A 11 de setembro de 2001, às 8h46, quando faltavam 43 minutos para a abertura da Bolsa de Nova Iorque, o primeiro avião embateu na Torre Norte e a sessão foi cancelada de imediato. A Nasdaq seguiu o mesmo caminho quando o segundo Boeing atingiu a Torre Sul. As bolsas norte-americanas permaneceram fechadas até 17 de setembro, a paragem mais longa desde a Grande Depressão. Quando reabriram, o Dow Jones caiu 685 pontos num único dia, uma quebra de 7,13%, o pior recuo diário de sempre até então, acumulando uma perda de 14,26% nessa semana. O S&P 500 recuou 11,6% e a Nasdaq perdeu 16%, num total de cerca de 1,4 biliões de dólares em valor de mercado perdido.
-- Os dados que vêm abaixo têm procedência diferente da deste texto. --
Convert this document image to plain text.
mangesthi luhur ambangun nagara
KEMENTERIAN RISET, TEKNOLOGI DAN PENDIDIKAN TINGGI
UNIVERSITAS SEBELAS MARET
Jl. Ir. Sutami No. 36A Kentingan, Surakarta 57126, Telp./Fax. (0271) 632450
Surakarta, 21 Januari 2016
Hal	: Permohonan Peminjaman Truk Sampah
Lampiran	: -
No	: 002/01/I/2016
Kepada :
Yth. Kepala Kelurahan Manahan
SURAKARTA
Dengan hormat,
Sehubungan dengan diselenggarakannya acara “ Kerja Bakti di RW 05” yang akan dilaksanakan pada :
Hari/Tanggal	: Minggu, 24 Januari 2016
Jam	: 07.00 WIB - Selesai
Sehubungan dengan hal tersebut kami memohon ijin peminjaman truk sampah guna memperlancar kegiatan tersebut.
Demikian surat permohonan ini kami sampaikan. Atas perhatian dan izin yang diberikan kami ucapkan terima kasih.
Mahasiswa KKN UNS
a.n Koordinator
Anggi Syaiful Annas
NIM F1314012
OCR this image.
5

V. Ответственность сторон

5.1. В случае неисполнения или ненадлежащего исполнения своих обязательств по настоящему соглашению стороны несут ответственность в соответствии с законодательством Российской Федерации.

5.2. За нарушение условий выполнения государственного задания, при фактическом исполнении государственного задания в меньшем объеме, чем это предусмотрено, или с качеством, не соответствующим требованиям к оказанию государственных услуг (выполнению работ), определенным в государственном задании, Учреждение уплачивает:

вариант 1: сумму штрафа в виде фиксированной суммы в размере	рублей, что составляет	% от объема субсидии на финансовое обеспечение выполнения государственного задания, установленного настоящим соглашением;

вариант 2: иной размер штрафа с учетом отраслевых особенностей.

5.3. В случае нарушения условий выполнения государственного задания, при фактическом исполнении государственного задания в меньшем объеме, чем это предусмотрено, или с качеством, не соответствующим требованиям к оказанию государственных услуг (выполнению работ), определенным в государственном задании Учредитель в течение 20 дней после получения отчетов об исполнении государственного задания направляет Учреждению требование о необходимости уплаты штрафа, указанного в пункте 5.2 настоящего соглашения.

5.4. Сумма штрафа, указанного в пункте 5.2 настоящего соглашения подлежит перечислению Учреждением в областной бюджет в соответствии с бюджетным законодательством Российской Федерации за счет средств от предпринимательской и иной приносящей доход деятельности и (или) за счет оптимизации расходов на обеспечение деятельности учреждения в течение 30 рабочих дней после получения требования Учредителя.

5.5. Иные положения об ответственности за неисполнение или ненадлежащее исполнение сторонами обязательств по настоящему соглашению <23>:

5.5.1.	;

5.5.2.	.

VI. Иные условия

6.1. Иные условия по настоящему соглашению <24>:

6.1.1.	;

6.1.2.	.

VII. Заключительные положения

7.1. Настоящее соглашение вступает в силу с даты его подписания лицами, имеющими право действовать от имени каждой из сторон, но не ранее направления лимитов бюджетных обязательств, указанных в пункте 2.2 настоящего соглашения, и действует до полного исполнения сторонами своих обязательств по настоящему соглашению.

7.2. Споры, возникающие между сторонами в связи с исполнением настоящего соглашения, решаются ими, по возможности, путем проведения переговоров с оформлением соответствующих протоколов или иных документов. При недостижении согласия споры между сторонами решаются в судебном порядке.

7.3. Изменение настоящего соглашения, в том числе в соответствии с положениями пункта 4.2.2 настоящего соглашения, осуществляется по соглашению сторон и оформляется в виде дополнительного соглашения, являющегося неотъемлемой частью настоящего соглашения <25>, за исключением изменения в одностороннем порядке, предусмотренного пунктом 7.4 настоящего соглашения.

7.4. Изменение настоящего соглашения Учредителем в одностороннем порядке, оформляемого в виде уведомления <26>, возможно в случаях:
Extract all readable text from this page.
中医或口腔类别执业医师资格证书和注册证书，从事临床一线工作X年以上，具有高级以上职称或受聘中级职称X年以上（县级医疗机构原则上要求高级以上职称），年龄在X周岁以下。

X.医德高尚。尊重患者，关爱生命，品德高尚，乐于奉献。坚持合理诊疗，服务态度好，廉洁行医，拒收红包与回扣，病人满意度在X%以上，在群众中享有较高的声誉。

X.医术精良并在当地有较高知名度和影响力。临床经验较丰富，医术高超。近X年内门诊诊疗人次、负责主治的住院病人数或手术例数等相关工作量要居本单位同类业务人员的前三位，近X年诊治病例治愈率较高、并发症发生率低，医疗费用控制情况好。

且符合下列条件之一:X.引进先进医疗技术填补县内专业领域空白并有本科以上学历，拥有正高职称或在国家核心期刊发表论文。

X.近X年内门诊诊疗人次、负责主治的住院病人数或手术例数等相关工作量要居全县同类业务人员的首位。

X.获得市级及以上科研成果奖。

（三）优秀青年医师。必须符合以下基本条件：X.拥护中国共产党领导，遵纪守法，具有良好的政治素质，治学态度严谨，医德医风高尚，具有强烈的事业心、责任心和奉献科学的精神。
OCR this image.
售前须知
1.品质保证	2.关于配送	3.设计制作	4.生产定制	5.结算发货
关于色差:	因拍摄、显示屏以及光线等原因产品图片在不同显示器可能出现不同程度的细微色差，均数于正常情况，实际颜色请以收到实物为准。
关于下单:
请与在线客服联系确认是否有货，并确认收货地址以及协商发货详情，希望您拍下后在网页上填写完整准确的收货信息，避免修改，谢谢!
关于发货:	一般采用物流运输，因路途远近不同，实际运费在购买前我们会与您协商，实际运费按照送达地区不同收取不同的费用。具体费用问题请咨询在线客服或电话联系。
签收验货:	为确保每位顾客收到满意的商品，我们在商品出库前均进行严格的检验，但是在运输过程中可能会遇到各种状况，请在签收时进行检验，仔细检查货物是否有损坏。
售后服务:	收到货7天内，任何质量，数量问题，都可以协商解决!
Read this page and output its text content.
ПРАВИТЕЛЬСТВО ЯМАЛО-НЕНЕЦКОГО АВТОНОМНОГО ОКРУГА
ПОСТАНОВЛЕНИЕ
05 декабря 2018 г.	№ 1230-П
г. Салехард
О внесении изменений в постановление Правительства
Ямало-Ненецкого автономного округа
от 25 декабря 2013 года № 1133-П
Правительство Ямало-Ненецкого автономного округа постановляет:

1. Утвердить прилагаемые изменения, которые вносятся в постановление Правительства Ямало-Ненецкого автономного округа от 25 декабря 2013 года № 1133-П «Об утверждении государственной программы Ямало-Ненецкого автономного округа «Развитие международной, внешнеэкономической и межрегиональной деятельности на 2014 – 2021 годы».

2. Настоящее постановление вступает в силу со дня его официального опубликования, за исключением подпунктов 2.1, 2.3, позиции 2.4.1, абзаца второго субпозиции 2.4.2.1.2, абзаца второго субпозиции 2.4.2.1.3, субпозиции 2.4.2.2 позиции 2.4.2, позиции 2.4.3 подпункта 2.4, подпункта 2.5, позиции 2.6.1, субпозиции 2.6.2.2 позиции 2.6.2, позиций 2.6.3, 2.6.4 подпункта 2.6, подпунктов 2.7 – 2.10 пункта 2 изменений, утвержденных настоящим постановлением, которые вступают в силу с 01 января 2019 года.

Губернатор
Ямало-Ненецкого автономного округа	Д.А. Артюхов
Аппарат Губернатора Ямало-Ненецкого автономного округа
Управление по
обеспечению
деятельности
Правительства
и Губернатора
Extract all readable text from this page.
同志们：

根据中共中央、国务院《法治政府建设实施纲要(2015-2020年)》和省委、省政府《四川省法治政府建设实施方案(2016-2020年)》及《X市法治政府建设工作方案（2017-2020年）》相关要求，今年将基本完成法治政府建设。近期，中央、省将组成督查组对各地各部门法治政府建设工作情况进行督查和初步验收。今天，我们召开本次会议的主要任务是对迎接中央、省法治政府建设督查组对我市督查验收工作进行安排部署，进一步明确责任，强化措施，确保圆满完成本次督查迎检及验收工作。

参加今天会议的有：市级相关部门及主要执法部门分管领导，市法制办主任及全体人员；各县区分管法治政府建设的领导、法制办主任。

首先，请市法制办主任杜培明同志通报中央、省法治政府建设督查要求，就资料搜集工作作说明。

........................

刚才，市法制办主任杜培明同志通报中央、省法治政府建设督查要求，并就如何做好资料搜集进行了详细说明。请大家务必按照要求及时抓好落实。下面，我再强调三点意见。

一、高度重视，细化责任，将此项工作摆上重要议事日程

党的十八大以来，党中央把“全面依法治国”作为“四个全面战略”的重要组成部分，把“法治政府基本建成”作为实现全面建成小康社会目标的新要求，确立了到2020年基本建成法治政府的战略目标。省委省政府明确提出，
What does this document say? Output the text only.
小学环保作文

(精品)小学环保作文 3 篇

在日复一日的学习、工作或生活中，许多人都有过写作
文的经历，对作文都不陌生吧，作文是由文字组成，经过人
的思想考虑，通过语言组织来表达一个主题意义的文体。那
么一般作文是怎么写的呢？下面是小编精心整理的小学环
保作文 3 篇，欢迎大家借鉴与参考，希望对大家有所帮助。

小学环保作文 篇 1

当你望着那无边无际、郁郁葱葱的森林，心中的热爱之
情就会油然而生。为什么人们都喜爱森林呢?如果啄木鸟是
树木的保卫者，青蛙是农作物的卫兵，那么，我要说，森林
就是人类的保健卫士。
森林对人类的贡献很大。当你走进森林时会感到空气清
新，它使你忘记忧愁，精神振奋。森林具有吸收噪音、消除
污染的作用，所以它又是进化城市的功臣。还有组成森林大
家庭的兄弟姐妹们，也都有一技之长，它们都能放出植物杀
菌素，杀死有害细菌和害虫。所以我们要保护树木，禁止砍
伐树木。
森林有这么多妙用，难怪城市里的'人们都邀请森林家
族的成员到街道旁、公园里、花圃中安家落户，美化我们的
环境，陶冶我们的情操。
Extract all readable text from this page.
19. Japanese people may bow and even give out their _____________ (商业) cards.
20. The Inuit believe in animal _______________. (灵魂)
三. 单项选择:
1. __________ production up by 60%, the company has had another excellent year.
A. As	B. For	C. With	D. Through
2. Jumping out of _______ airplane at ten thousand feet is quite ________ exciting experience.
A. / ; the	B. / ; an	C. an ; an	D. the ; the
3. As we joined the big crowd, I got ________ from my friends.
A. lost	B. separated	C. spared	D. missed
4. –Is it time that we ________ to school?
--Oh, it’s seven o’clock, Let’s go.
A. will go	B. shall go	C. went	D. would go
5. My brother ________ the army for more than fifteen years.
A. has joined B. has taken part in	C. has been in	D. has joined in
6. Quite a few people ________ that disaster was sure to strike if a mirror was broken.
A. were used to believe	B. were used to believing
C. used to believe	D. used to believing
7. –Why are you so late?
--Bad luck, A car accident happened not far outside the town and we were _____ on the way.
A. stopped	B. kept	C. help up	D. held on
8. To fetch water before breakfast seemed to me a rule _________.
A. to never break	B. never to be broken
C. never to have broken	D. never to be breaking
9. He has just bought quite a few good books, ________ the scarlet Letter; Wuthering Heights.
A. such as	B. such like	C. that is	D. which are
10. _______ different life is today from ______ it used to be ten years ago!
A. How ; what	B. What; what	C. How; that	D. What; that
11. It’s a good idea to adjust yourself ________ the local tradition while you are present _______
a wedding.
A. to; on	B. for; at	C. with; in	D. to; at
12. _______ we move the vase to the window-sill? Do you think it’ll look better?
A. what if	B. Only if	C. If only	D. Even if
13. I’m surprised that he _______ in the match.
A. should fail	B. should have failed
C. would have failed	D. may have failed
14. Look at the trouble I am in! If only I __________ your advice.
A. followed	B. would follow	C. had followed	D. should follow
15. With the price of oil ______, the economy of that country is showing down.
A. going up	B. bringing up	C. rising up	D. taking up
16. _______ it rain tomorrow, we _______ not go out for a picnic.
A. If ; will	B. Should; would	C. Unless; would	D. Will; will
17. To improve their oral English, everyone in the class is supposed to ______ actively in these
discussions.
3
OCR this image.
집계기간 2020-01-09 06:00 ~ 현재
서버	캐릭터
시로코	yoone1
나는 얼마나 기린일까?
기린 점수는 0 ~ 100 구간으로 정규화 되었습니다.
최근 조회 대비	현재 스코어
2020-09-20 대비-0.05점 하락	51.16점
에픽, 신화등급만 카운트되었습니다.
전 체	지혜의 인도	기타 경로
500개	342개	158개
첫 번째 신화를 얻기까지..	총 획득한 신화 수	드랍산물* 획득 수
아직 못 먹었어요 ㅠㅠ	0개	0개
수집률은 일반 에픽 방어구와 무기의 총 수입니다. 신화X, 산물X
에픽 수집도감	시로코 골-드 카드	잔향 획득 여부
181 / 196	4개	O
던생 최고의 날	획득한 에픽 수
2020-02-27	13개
A Reserva Federal respondeu com uma política monetária acomodatícia que se tornaria referência para crises futuras. Numa reunião de emergência a 17 de setembro, cortou as taxas em 50 pontos base para 3% e prometeu liquidez ilimitada. O ciclo de descidas prosseguiu até a taxa chegar a 1% em junho de 2003, o valor mais baixo desde 1958. Esta resposta rápida, com promessa explícita de liquidez, foi repetida em 2008 e durante a pandemia de 2020.
Nenhum setor ficou tão transformado como a aviação civil. A FAA encerrou todo o espaço aéreo norte-americano e o tráfego de setembro caiu mais de 30% face ao ano anterior. Os EUA criaram a Transportation Security Administration em novembro de 2001, surgiram portas de cabine reforçadas, rastreio mais apertado de bagagem e listas de vigilância de passageiros. O setor segurador enfrentou cerca de 60 mil milhões de dólares em perdas, levando à criação de garantias públicas para atos terroristas e ao crescimento do mercado de catastrophe bonds. A União Europeia também reforçou a supervisão, com novo regulamento sobre resiliência operacional digital em aplicação desde janeiro de 2025.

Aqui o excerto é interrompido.